CVE-2026-28083

Vulnerability

Overview

CVE-2026-28083 is a stored cross-site scripting (XSS) vulnerability in the Flatsome theme by UX-themes, affecting versions up to and including 3.20.5. The root cause is improper neutralization of user input during web page generation, allowing an attacker to inject arbitrary scripts that are stored and later executed in the context of other users' browsers [1].

Exploitation

Prerequisites

Exploitation requires a privileged user (e.g., an administrator) to perform an action such as clicking a malicious link, visiting a crafted page, or submitting a form. This user interaction is necessary for the attacker to inject the malicious payload.
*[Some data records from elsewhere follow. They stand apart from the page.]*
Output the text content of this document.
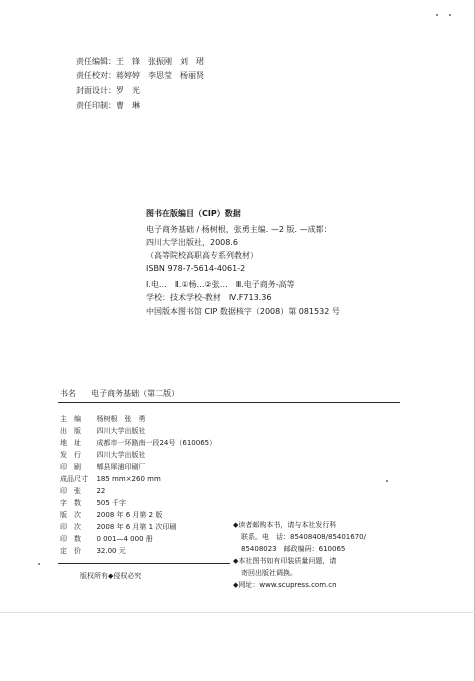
责任编辑：王　锋　张振刚　刘　珺
责任校对：蒋婷婷　李思莹　杨丽贤
封面设计：罗　光
责任印制：曹　琳
图书在版编目（CIP）数据
电子商务基础 / 杨树根，张勇主编. —2 版. —成都：
四川大学出版社，2008.6
（高等院校高职高专系列教材）
ISBN 978-7-5614-4061-2
Ⅰ.电…　Ⅱ.①杨…②张…　Ⅲ.电子商务-高等
学校：技术学校-教材　Ⅳ.F713.36
中国版本图书馆 CIP 数据核字（2008）第 081532 号
书名 电子商务基础（第二版）
主　编 杨树根　张　勇
出　版 四川大学出版社
地　址 成都市一环路南一段24号（610065）
发　行 四川大学出版社
印　刷 郫县犀浦印刷厂
成品尺寸 185 mm×260 mm
印　张 22
字　数 505 千字
版　次 2008 年 6 月第 2 版
印　次 2008 年 6 月第 1 次印刷
印　数 0 001—4 000 册
定　价 32.00 元
版权所有◆侵权必究
◆读者邮购本书，请与本社发行科
联系。电　话：85408408/85401670/
85408023　邮政编码：610065
◆本社图书如有印装质量问题，请
寄回出版社调换。
◆网址：www.scupress.com.cn
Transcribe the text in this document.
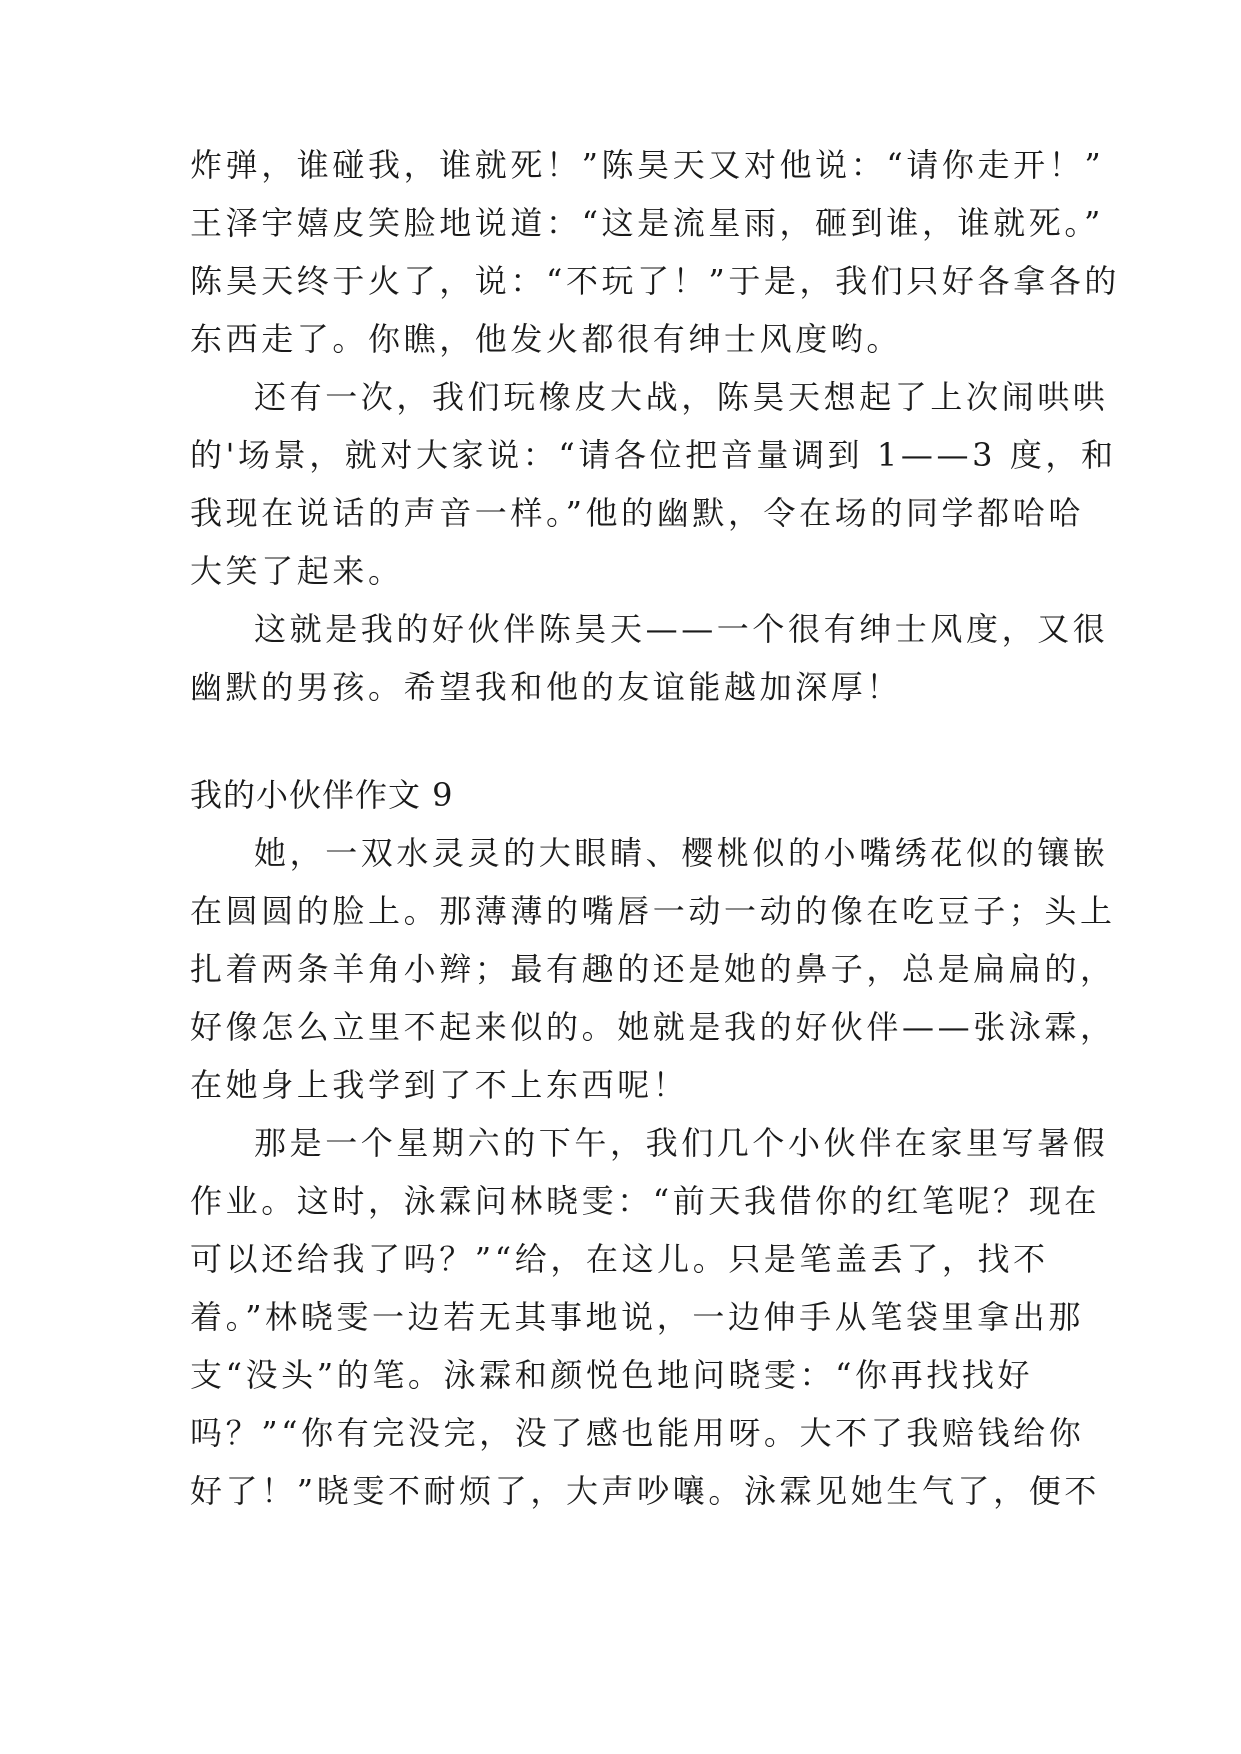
炸弹，谁碰我，谁就死！”陈昊天又对他说：“请你走开！”
王泽宇嬉皮笑脸地说道：“这是流星雨，砸到谁，谁就死。”
陈昊天终于火了，说：“不玩了！”于是，我们只好各拿各的
东西走了。你瞧，他发火都很有绅士风度哟。
还有一次，我们玩橡皮大战，陈昊天想起了上次闹哄哄
的'场景，就对大家说：“请各位把音量调到 1——3 度，和
我现在说话的声音一样。”他的幽默，令在场的同学都哈哈
大笑了起来。
这就是我的好伙伴陈昊天——一个很有绅士风度，又很
幽默的男孩。希望我和他的友谊能越加深厚！
我的小伙伴作文 9
她，一双水灵灵的大眼睛、樱桃似的小嘴绣花似的镶嵌
在圆圆的脸上。那薄薄的嘴唇一动一动的像在吃豆子；头上
扎着两条羊角小辫；最有趣的还是她的鼻子，总是扁扁的，
好像怎么立里不起来似的。她就是我的好伙伴——张泳霖，
在她身上我学到了不上东西呢！
那是一个星期六的下午，我们几个小伙伴在家里写暑假
作业。这时，泳霖问林晓雯：“前天我借你的红笔呢？现在
可以还给我了吗？”“给，在这儿。只是笔盖丢了，找不
着。”林晓雯一边若无其事地说，一边伸手从笔袋里拿出那
支“没头”的笔。泳霖和颜悦色地问晓雯：“你再找找好
吗？”“你有完没完，没了感也能用呀。大不了我赔钱给你
好了！”晓雯不耐烦了，大声吵嚷。泳霖见她生气了，便不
Once injected, the script executes when any visitor accesses the affected page [1].

Impact

A successful attack enables the injection of malicious scripts, including redirects, advertisements, and other HTML payloads. These scripts can be used to deface the site, steal session cookies, or perform further attacks against site visitors. The vulnerability is known to be used in mass-exploit campaigns targeting thousands of websites regardless of their size or popularity [1].

Mitigation

The vendor has released version 3.20.6 which addresses the vulnerability. Users are strongly advised to update immediately. If updating is not possible, contacting a hosting provider or web developer for assistance is recommended. Although the CVSS score is 6.5 (Medium), the vulnerability is considered low severity by the vendor but is actively exploited in the wild [1].